Frykman continued, “She was very scared about the lack of hair, because she lost her hair. So, she was afraid people wouldn’t play with her. And here she is able to feel much more comfortable knowing that everybody understands.” Erin’s favorite activities are arts-and-crafts and dance.Nathalia and her husband David Frykman find it comforting that there is a medical team at camp.
Parents already have enough expenses and worries, and bringing their child to camp is a non-negotiable at Aurora.
“Treatments are also very expensive, so knowing that we’re able to come here and bring her without having to worry about payments and everything—it’s a great blessing. It’s just one less thing to worry about,” Frykman said.
Misae Okada, mother of 7-year-old Kano, has seen a shift in her daughter since starting camp. “She changed so much. She’s more outspoken; she’s louder; I feel she’s more confident and she’s overall happy.”
And as a mother, it’s “such a relief, seeing your child happy,” Okada said. Kano’s favorite activities are dancing and cartwheeling.
Camp counselor Elye Robinovitz, 17, said about the campers, “I see a lot of happiness. Even though they have gone through so much, to still come out and still be happy and enjoying everything that life has to offer.”
Arnie Preminger, former president and CEO of the Barry and Florence Friedberg JCC in Oceanside, N.Y., launched Sunrise Day Camp in 2006. Sunrise Association expanded to three locations in New York, three in Israel, and Horizon Day Camp in Baltimore, Md.

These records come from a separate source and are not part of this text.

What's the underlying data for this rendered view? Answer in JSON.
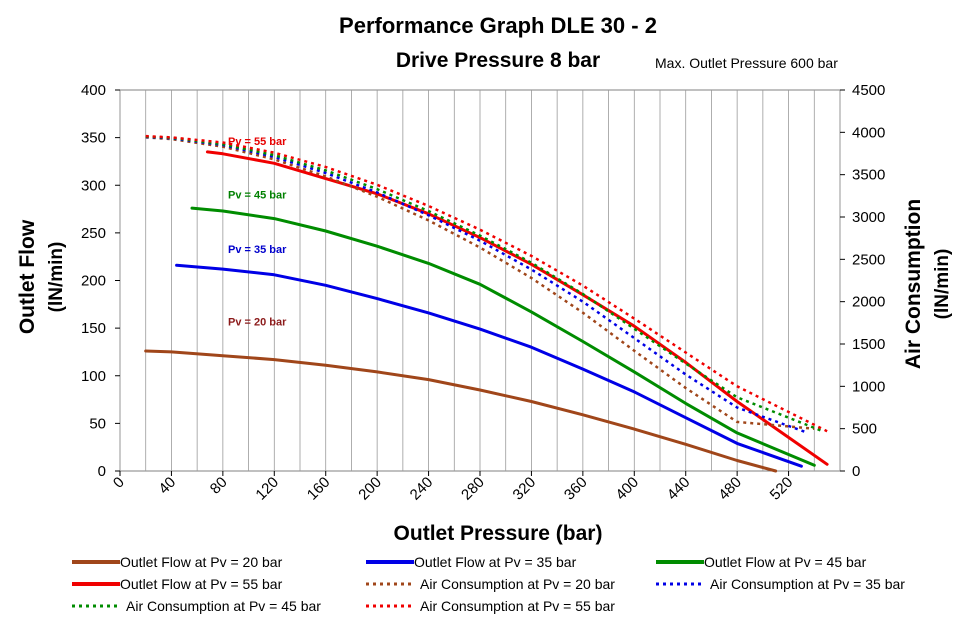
{
  "chart_data": {
    "type": "line",
    "title": "Performance Graph DLE 30 - 2",
    "subtitle": "Drive Pressure 8 bar",
    "note": "Max. Outlet Pressure 600 bar",
    "xlabel": "Outlet Pressure (bar)",
    "ylabel_left": [
      "Outlet Flow",
      "(lN/min)"
    ],
    "ylabel_right": [
      "Air Consumption",
      "(lN/min)"
    ],
    "xlim": [
      0,
      560
    ],
    "ylim_left": [
      0,
      400
    ],
    "ylim_right": [
      0,
      4500
    ],
    "x_ticks": [
      0,
      40,
      80,
      120,
      160,
      200,
      240,
      280,
      320,
      360,
      400,
      440,
      480,
      520
    ],
    "y_left_ticks": [
      0,
      50,
      100,
      150,
      200,
      250,
      300,
      350,
      400
    ],
    "y_right_ticks": [
      0,
      500,
      1000,
      1500,
      2000,
      2500,
      3000,
      3500,
      4000,
      4500
    ],
    "grid": true,
    "legend_position": "bottom",
    "series_labels": [
      {
        "text": "Pv = 55 bar",
        "color": "#e60000",
        "x": 84,
        "y": 342
      },
      {
        "text": "Pv = 45 bar",
        "color": "#008000",
        "x": 84,
        "y": 286
      },
      {
        "text": "Pv = 35 bar",
        "color": "#0000cc",
        "x": 84,
        "y": 229
      },
      {
        "text": "Pv = 20 bar",
        "color": "#8b1a1a",
        "x": 84,
        "y": 153
      }
    ],
    "series": [
      {
        "name": "Outlet Flow at Pv = 20 bar",
        "axis": "left",
        "style": "solid",
        "color": "#a0461a",
        "x": [
          20,
          40,
          80,
          120,
          160,
          200,
          240,
          280,
          320,
          360,
          400,
          440,
          480,
          510
        ],
        "y": [
          126,
          125,
          121,
          117,
          111,
          104,
          96,
          85,
          73,
          59,
          44,
          28,
          11,
          0
        ]
      },
      {
        "name": "Outlet Flow at Pv = 35 bar",
        "axis": "left",
        "style": "solid",
        "color": "#0000e6",
        "x": [
          44,
          80,
          120,
          160,
          200,
          240,
          280,
          320,
          360,
          400,
          440,
          480,
          530
        ],
        "y": [
          216,
          212,
          206,
          195,
          181,
          166,
          149,
          130,
          107,
          83,
          56,
          29,
          5
        ]
      },
      {
        "name": "Outlet Flow at Pv = 45 bar",
        "axis": "left",
        "style": "solid",
        "color": "#008c00",
        "x": [
          56,
          80,
          120,
          160,
          200,
          240,
          280,
          320,
          360,
          400,
          440,
          480,
          540
        ],
        "y": [
          276,
          273,
          265,
          252,
          236,
          218,
          196,
          167,
          136,
          104,
          71,
          40,
          6
        ]
      },
      {
        "name": "Outlet Flow at Pv = 55 bar",
        "axis": "left",
        "style": "solid",
        "color": "#f00000",
        "x": [
          68,
          80,
          120,
          160,
          200,
          240,
          280,
          320,
          360,
          400,
          440,
          480,
          550
        ],
        "y": [
          335,
          333,
          323,
          307,
          291,
          270,
          245,
          217,
          185,
          152,
          114,
          73,
          7
        ]
      },
      {
        "name": "Air Consumption at Pv = 20 bar",
        "axis": "right",
        "style": "dotted",
        "color": "#a0461a",
        "x": [
          20,
          40,
          80,
          120,
          160,
          200,
          240,
          280,
          320,
          360,
          400,
          440,
          480,
          540
        ],
        "y": [
          3940,
          3920,
          3830,
          3680,
          3480,
          3240,
          2960,
          2640,
          2280,
          1870,
          1420,
          980,
          580,
          500
        ]
      },
      {
        "name": "Air Consumption at Pv = 35 bar",
        "axis": "right",
        "style": "dotted",
        "color": "#0000e6",
        "x": [
          20,
          40,
          80,
          120,
          160,
          200,
          240,
          280,
          320,
          360,
          400,
          440,
          480,
          535
        ],
        "y": [
          3945,
          3930,
          3850,
          3710,
          3520,
          3290,
          3020,
          2720,
          2380,
          2000,
          1570,
          1140,
          750,
          450
        ]
      },
      {
        "name": "Air Consumption at Pv = 45 bar",
        "axis": "right",
        "style": "dotted",
        "color": "#008c00",
        "x": [
          20,
          40,
          80,
          120,
          160,
          200,
          240,
          280,
          320,
          360,
          400,
          440,
          480,
          545
        ],
        "y": [
          3950,
          3935,
          3860,
          3730,
          3550,
          3330,
          3070,
          2780,
          2460,
          2090,
          1680,
          1270,
          870,
          480
        ]
      },
      {
        "name": "Air Consumption at Pv = 55 bar",
        "axis": "right",
        "style": "dotted",
        "color": "#f00000",
        "x": [
          20,
          40,
          80,
          120,
          160,
          200,
          240,
          280,
          320,
          360,
          400,
          440,
          480,
          550
        ],
        "y": [
          3955,
          3940,
          3880,
          3760,
          3590,
          3380,
          3130,
          2850,
          2540,
          2190,
          1800,
          1400,
          1000,
          470
        ]
      }
    ],
    "legend": [
      {
        "text": "Outlet Flow at Pv = 20 bar",
        "series": 0
      },
      {
        "text": "Outlet Flow at Pv = 35 bar",
        "series": 1
      },
      {
        "text": "Outlet Flow at Pv = 45 bar",
        "series": 2
      },
      {
        "text": "Outlet Flow at Pv = 55 bar",
        "series": 3
      },
      {
        "text": "Air Consumption at Pv = 20 bar",
        "series": 4
      },
      {
        "text": "Air Consumption at Pv = 35 bar",
        "series": 5
      },
      {
        "text": "Air Consumption at Pv = 45 bar",
        "series": 6
      },
      {
        "text": "Air Consumption at Pv = 55 bar",
        "series": 7
      }
    ]
  }
}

Atlanta is the eighth location for Aurora Day Camp.
“We chose Atlanta because of the large pediatric cancer community and a very philanthropic community,” Hill said. “A large number of children can really take advantage of our program—and that’s why we’re here,” he continued.
Hill was looking for a long-term partnership when picking the location for the camp and approached schools to host it. “Davis Academy stepped forward and said ‘wow, this is a wonderful camp, we have the space, we would love to talk to you about it,’” Hill said.
Among those overseeing the camp are Greg Hill, executive director; Sami Tanenbaum, camp director; and Judy Fishkind, vice president of marketing.
Marketing Vice President Judy Fishkind said that the camp strives every day to “bring back the magic of childhood to children with cancer.”
Hill said the response from campers and parents has only been positive and said, “this is an incredible program and it’s an incredible gift to the pediatric cancer community.”